The theory of "real numbers" (or at least the theory of algebraic numbers) is easier than the theory of "integers". The theory of real order is decidable. The theory of real addition & ordering is decidable. The theory of real closed fields (+,*,<; i.e., polynomials with integral coefficients) is decidable. The theory of integers with a single successor function ("1+") is decidable, but harder than that of real closed fields. This is like the integers, but you can only emulate addition/subtraction of constants, and cannot emulate multiplication of 2 arbitrary integers. The theory of integers (with addition & multiplication) is undecidable. So, in order to define the integers within the real numbers, you need to add enough additional structure to emulate finite chains (i.e., induction). Most of the emulations I've seen involve things like complex numbers, sines & cosines, so you emulate the integral periodic structure of sines/cosines. At 06:13 PM 10/21/2011, David Wilson wrote:
How do you show that there is an integer greater than any given real number?

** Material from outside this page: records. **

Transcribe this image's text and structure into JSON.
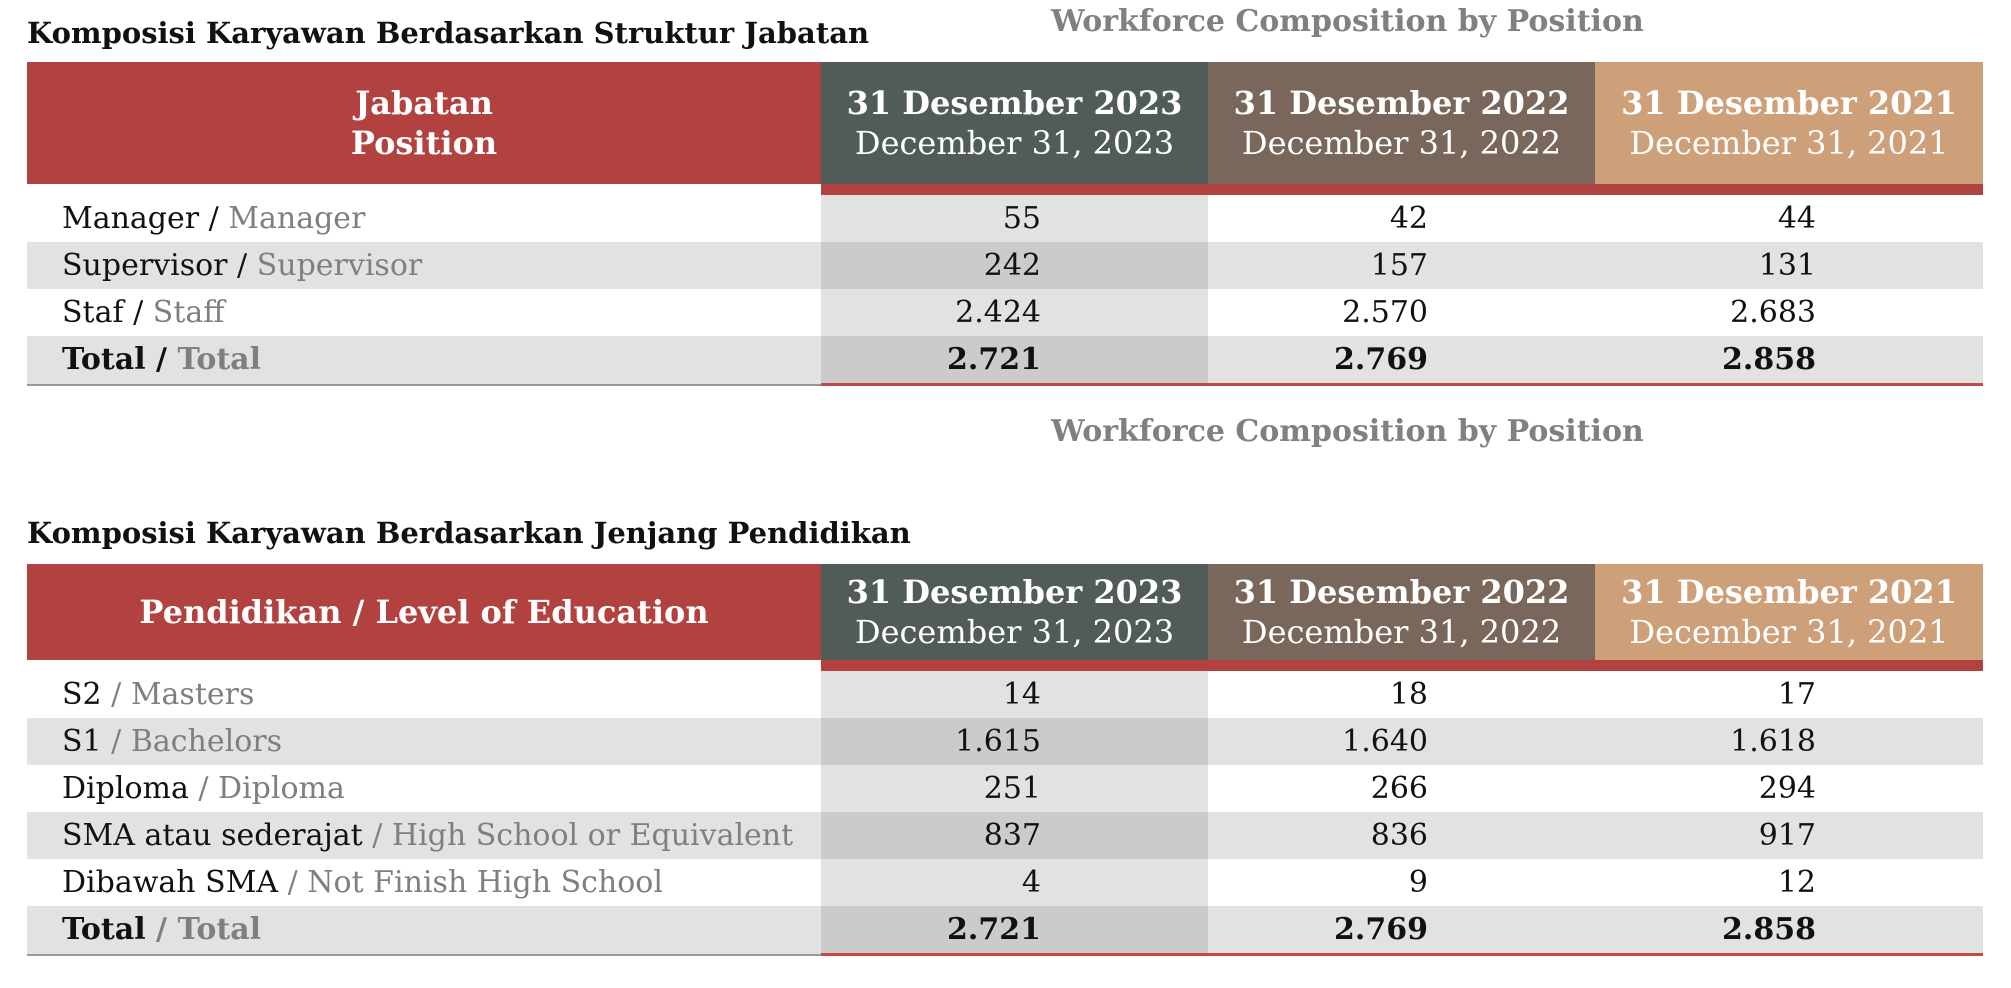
{
  "position_section": {
    "title": "Komposisi Karyawan Berdasarkan Struktur Jabatan",
    "subtitle_en": "Workforce Composition by Position",
    "header": {
      "label_line1": "Jabatan",
      "label_line2": "Position",
      "columns": [
        {
          "id": "Desember 2023",
          "line1": "31 Desember 2023",
          "line2": "December 31, 2023",
          "color": "#515b58"
        },
        {
          "id": "Desember 2022",
          "line1": "31 Desember 2022",
          "line2": "December 31, 2022",
          "color": "#7a675b"
        },
        {
          "id": "Desember 2021",
          "line1": "31 Desember 2021",
          "line2": "December 31, 2021",
          "color": "#cda079"
        }
      ]
    },
    "rows": [
      {
        "id": "Manager",
        "ind": "Manager / ",
        "eng": "Manager",
        "values": [
          "55",
          "42",
          "44"
        ]
      },
      {
        "id": "Supervisor",
        "ind": "Supervisor / ",
        "eng": "Supervisor",
        "values": [
          "242",
          "157",
          "131"
        ]
      },
      {
        "id": "Staf",
        "ind": "Staf / ",
        "eng": "Staff",
        "values": [
          "2.424",
          "2.570",
          "2.683"
        ]
      }
    ],
    "total": {
      "ind": "Total / ",
      "eng": "Total",
      "values": [
        "2.721",
        "2.769",
        "2.858"
      ]
    }
  },
  "between_caption": "Workforce Composition by Position",
  "education_section": {
    "title": "Komposisi Karyawan Berdasarkan Jenjang Pendidikan",
    "header": {
      "label": "Pendidikan / Level of Education",
      "columns": [
        {
          "id": "Desember 2023",
          "line1": "31 Desember 2023",
          "line2": "December 31, 2023",
          "color": "#515b58"
        },
        {
          "id": "Desember 2022",
          "line1": "31 Desember 2022",
          "line2": "December 31, 2022",
          "color": "#7a675b"
        },
        {
          "id": "Desember 2021",
          "line1": "31 Desember 2021",
          "line2": "December 31, 2021",
          "color": "#cda079"
        }
      ]
    },
    "rows": [
      {
        "id": "S2",
        "ind": "S2",
        "eng": " / Masters",
        "values": [
          "14",
          "18",
          "17"
        ]
      },
      {
        "id": "S1",
        "ind": "S1",
        "eng": " / Bachelors",
        "values": [
          "1.615",
          "1.640",
          "1.618"
        ]
      },
      {
        "id": "Diploma",
        "ind": "Diploma",
        "eng": " / Diploma",
        "values": [
          "251",
          "266",
          "294"
        ]
      },
      {
        "id": "SMA",
        "ind": "SMA atau sederajat",
        "eng": " / High School or Equivalent",
        "values": [
          "837",
          "836",
          "917"
        ]
      },
      {
        "id": "Dibawah SMA",
        "ind": "Dibawah SMA",
        "eng": " / Not Finish High School",
        "values": [
          "4",
          "9",
          "12"
        ]
      }
    ],
    "total": {
      "ind": "Total",
      "eng": " / Total",
      "values": [
        "2.721",
        "2.769",
        "2.858"
      ]
    }
  },
  "colors": {
    "accent_red": "#b24240",
    "col_2023": "#515b58",
    "col_2022": "#7a675b",
    "col_2021": "#cda079",
    "muted_text": "#7f7f7f",
    "row_shade": "#e2e2e2"
  }
}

The real question is, given the axioms for the real numbers (Dedekind-complete ordered field), how do you define the "real integers" within them.
Two possibilities spring to mind.
Definition A: The "real integers" are the minimal subset of R that contains 1 and is closed over negation and addition.

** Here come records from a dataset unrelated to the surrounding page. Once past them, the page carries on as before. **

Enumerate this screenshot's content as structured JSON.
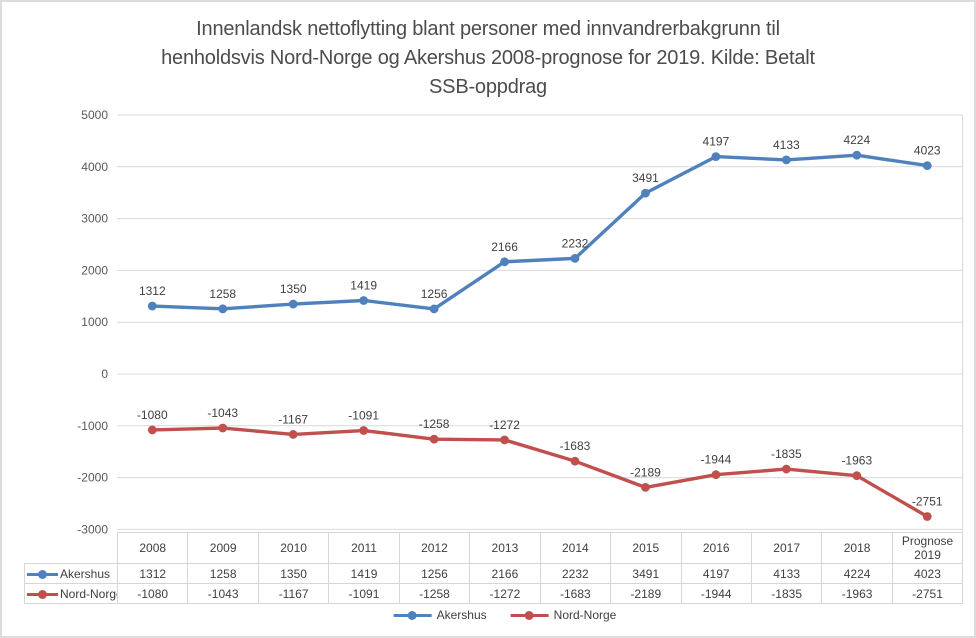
{
  "title": {
    "lines": [
      "Innenlandsk nettoflytting blant personer med innvandrerbakgrunn til",
      "henholdsvis Nord-Norge og Akershus 2008-prognose for 2019. Kilde: Betalt",
      "SSB-oppdrag"
    ]
  },
  "chart_data": {
    "type": "line",
    "title": "Innenlandsk nettoflytting blant personer med innvandrerbakgrunn til henholdsvis Nord-Norge og Akershus 2008-prognose for 2019. Kilde: Betalt SSB-oppdrag",
    "categories": [
      "2008",
      "2009",
      "2010",
      "2011",
      "2012",
      "2013",
      "2014",
      "2015",
      "2016",
      "2017",
      "2018",
      "Prognose 2019"
    ],
    "series": [
      {
        "name": "Akershus",
        "color": "#4f81bd",
        "values": [
          1312,
          1258,
          1350,
          1419,
          1256,
          2166,
          2232,
          3491,
          4197,
          4133,
          4224,
          4023
        ]
      },
      {
        "name": "Nord-Norge",
        "color": "#c0504d",
        "values": [
          -1080,
          -1043,
          -1167,
          -1091,
          -1258,
          -1272,
          -1683,
          -2189,
          -1944,
          -1835,
          -1963,
          -2751
        ]
      }
    ],
    "ylim": [
      -3000,
      5000
    ],
    "yticks": [
      5000,
      4000,
      3000,
      2000,
      1000,
      0,
      -1000,
      -2000,
      -3000
    ],
    "grid": true,
    "data_labels": true,
    "data_table_shown": true,
    "legend_position": "bottom"
  },
  "colors": {
    "grid_line": "#d9d9d9",
    "plot_right_border": "#d9d9d9",
    "axis_tick_text": "#595959",
    "data_label_text": "#404040",
    "table_border": "#d7d7d7",
    "title_text": "#4c4c4c"
  }
}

Definition B: 1 is a "real integer", and there is a unique "real integer" in every half-open unit interval of R.
Definition A seems more in the spirit of the number theory definition of Z. However, I do not immediately see how it answers my original question.
Definition B immediately answers my original question. For any real number r, there is a unique integer on the half-open interval (r, r+1] which must be greater than r.
Presumably definitions A and B are equivalent. Is the proof easy?